The companies are fast to use this crisis to their advantage. They expand the number of people working from home without any trade union oversight. Collective bargaining agreements clearly state that you need the agreement of the union concerning the conditions of people working from home. Workers are being asked to use their residence, computers and network connections for their work. But now, the government declared that in this emergency, the rights of the unions are abrogated. The employers use this to rapidly expand the number of people working from home.

Or look at this example: The multinational steel company ArcelorMittal took over ILVA, the biggest Italian steel producer, which operates Europe’s largest single steel site in Taranto and other smaller sites in Novi Ligure and Genova and elsewhere (altogether 11,000 employees, about 20,000 including subcontractors). Later they decided to leave Italy due to disagreement with the government on several issues. In this arm-wrestling contest they are trying to put pressure on the government; a few days ago they announced the lay-off of 260 ILVA workers. In Genoa, FIOM called for an assembly of workers. But ArcelorMittal did not allow workers and trade union representatives to assemble en-masse due to the coronavirus. And the government stayed silent.
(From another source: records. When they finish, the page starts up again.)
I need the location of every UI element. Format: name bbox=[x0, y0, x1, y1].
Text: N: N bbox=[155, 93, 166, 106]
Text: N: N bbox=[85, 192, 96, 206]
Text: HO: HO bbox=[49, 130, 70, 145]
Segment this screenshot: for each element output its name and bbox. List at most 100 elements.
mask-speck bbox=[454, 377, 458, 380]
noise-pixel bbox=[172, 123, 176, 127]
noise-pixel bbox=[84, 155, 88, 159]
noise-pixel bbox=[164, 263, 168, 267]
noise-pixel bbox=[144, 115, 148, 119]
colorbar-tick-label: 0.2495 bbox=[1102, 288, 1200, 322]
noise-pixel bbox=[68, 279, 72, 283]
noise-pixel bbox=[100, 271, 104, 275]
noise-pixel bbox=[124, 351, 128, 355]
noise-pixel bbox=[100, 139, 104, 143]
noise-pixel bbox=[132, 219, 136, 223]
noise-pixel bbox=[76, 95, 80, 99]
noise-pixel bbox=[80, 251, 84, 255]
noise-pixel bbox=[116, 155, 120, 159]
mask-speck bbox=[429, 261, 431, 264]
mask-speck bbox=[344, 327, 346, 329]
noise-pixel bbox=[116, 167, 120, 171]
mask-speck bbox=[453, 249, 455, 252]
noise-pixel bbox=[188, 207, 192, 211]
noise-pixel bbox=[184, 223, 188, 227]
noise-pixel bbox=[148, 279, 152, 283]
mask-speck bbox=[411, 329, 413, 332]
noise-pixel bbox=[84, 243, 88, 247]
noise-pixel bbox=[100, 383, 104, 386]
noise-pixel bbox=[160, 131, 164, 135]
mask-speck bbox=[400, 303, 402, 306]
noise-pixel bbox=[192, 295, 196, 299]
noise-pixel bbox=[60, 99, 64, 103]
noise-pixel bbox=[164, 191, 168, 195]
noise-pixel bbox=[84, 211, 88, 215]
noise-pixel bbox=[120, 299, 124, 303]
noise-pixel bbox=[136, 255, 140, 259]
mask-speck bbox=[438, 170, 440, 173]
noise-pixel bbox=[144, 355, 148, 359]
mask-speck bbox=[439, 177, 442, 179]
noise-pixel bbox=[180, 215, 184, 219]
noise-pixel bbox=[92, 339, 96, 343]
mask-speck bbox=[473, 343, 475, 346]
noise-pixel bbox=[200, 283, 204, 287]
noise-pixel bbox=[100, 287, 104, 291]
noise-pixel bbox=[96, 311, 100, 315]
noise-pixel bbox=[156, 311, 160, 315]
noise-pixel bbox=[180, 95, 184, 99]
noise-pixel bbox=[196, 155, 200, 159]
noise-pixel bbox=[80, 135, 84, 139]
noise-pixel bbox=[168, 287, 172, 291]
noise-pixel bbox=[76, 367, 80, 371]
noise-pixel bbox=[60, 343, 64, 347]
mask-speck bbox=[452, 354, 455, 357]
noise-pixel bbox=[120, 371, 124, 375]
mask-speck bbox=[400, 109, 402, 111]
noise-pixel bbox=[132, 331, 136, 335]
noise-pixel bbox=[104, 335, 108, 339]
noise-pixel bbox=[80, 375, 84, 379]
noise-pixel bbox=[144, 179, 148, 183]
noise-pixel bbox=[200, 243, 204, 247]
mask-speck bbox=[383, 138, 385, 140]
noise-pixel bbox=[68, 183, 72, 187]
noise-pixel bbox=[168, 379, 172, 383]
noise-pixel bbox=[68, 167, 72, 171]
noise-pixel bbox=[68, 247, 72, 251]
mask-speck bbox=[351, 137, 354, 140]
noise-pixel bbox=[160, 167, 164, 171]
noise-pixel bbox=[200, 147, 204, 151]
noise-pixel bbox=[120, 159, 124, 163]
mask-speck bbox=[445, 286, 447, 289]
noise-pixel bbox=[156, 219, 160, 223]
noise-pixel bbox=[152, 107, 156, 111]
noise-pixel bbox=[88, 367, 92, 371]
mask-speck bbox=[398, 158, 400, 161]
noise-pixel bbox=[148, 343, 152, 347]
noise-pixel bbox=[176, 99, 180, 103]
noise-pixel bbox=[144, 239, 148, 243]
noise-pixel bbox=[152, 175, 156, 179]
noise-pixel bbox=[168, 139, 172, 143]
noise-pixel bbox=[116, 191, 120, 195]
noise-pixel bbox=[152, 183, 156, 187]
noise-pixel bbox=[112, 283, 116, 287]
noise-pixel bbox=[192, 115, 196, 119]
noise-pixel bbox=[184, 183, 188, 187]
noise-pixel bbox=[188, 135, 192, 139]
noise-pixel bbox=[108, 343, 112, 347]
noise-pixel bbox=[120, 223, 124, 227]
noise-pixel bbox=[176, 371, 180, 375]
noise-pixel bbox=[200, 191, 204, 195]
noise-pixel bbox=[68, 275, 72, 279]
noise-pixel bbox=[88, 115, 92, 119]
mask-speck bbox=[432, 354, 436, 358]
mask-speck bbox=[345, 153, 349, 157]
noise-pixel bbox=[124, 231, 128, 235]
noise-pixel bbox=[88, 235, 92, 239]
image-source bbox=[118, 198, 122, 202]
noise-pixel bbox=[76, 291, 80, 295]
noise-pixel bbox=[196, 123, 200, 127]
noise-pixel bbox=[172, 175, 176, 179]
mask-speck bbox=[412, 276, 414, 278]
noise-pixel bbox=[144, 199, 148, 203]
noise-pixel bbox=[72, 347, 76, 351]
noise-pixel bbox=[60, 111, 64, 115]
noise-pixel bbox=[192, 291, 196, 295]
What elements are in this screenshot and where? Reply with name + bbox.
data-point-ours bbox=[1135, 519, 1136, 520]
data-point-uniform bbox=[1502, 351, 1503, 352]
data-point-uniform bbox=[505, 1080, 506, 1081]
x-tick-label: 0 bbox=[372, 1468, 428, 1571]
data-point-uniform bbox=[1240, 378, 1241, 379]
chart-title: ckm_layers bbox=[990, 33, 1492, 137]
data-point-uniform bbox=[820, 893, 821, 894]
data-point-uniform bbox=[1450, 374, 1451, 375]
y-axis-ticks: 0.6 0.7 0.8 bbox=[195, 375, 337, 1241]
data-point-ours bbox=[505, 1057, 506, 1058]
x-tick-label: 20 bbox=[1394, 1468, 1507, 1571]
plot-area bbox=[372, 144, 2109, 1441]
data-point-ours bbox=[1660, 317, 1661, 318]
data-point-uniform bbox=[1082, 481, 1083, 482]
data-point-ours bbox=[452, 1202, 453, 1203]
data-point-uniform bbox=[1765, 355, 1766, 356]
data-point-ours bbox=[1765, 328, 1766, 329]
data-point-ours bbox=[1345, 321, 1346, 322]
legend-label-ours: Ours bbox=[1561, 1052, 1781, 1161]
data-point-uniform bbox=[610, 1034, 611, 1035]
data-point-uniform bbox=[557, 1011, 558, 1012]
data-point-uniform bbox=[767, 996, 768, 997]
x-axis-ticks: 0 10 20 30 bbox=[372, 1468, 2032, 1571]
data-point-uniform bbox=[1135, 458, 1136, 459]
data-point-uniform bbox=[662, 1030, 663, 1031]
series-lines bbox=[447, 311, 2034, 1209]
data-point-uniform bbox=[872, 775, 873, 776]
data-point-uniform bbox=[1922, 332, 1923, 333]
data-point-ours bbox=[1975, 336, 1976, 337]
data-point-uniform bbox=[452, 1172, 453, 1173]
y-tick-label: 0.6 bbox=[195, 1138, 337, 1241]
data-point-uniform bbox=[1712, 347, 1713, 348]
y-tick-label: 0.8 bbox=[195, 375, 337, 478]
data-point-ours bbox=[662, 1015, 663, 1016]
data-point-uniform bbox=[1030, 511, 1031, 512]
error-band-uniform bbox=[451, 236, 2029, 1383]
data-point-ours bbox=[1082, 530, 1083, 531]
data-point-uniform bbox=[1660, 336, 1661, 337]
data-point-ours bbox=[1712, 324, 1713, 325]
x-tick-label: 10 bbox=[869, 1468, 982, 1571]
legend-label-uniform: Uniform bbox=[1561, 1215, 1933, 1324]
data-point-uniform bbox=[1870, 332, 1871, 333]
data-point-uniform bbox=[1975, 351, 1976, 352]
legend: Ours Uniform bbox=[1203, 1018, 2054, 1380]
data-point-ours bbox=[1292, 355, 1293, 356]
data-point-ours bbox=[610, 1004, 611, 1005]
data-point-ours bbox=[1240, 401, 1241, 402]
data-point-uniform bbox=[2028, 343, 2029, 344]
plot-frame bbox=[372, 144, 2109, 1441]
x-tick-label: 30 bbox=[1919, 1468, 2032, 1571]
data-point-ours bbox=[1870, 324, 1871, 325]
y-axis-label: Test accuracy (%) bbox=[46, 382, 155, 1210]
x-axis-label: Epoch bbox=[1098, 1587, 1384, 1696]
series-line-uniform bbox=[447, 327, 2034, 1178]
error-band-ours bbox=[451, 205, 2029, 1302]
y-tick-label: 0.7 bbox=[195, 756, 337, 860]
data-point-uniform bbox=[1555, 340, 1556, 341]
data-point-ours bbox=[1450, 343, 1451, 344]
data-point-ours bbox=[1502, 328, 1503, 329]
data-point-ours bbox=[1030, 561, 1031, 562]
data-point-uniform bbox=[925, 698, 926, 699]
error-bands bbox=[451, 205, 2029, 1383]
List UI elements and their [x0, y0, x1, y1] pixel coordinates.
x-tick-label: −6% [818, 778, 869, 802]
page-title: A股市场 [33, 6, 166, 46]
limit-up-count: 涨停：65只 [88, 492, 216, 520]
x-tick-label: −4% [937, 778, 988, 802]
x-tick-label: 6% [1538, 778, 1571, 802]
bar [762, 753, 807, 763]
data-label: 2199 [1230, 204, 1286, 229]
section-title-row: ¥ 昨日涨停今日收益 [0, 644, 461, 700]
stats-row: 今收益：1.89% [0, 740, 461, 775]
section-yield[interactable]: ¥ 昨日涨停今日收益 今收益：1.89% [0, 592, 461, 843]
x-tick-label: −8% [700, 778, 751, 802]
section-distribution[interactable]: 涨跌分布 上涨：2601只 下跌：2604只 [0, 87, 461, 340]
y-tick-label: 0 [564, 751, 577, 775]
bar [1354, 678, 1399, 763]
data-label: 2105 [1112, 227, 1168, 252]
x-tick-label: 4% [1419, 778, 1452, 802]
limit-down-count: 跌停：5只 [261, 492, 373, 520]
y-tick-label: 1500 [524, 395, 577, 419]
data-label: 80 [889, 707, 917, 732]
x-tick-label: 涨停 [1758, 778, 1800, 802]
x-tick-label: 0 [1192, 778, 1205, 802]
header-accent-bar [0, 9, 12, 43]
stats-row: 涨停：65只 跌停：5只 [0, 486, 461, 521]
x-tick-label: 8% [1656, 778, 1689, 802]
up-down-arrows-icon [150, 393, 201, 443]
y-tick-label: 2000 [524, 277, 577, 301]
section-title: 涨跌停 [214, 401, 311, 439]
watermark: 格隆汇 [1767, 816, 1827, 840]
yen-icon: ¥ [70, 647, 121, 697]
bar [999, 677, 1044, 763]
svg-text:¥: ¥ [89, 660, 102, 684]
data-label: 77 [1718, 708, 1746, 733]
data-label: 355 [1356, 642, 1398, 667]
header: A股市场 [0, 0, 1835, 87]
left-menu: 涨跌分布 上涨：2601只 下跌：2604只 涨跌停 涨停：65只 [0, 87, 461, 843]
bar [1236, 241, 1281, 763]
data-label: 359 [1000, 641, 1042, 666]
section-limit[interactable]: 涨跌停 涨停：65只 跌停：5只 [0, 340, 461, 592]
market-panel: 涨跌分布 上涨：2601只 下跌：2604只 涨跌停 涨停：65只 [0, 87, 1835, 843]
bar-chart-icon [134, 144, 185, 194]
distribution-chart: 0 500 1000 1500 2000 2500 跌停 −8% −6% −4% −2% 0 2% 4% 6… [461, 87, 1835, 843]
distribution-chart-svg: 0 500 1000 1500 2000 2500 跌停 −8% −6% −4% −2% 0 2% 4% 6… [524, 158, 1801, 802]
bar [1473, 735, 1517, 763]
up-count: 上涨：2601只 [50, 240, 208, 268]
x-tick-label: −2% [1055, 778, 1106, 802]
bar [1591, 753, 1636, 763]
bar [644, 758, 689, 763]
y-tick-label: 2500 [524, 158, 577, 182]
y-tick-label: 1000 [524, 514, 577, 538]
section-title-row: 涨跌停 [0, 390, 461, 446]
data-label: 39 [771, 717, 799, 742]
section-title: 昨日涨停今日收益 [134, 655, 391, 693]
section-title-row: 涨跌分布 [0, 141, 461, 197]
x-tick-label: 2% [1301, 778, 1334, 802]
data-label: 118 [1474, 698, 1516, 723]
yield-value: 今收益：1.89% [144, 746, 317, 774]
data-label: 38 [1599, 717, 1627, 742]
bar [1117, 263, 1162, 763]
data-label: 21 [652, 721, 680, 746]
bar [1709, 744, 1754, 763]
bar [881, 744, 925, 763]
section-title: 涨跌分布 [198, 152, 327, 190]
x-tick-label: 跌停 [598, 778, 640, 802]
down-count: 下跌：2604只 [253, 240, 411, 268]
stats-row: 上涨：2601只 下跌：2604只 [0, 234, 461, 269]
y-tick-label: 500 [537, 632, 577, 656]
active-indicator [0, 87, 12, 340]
This is how companies are trying to take advantage of the crisis linked to the virus.

They anticipate further economic challenges and a recession and want to restructure themselves, cut wages and get concessions from the government. With the exception of a few local cases, the unions do not react, they do not put forward demands, they seem to lack any other strategy. The weakness of the trade unions reflects the political vacuum to the left. This vacuum must be filled!

Marco Veruggio was interviewed by Stephan Kimmerle.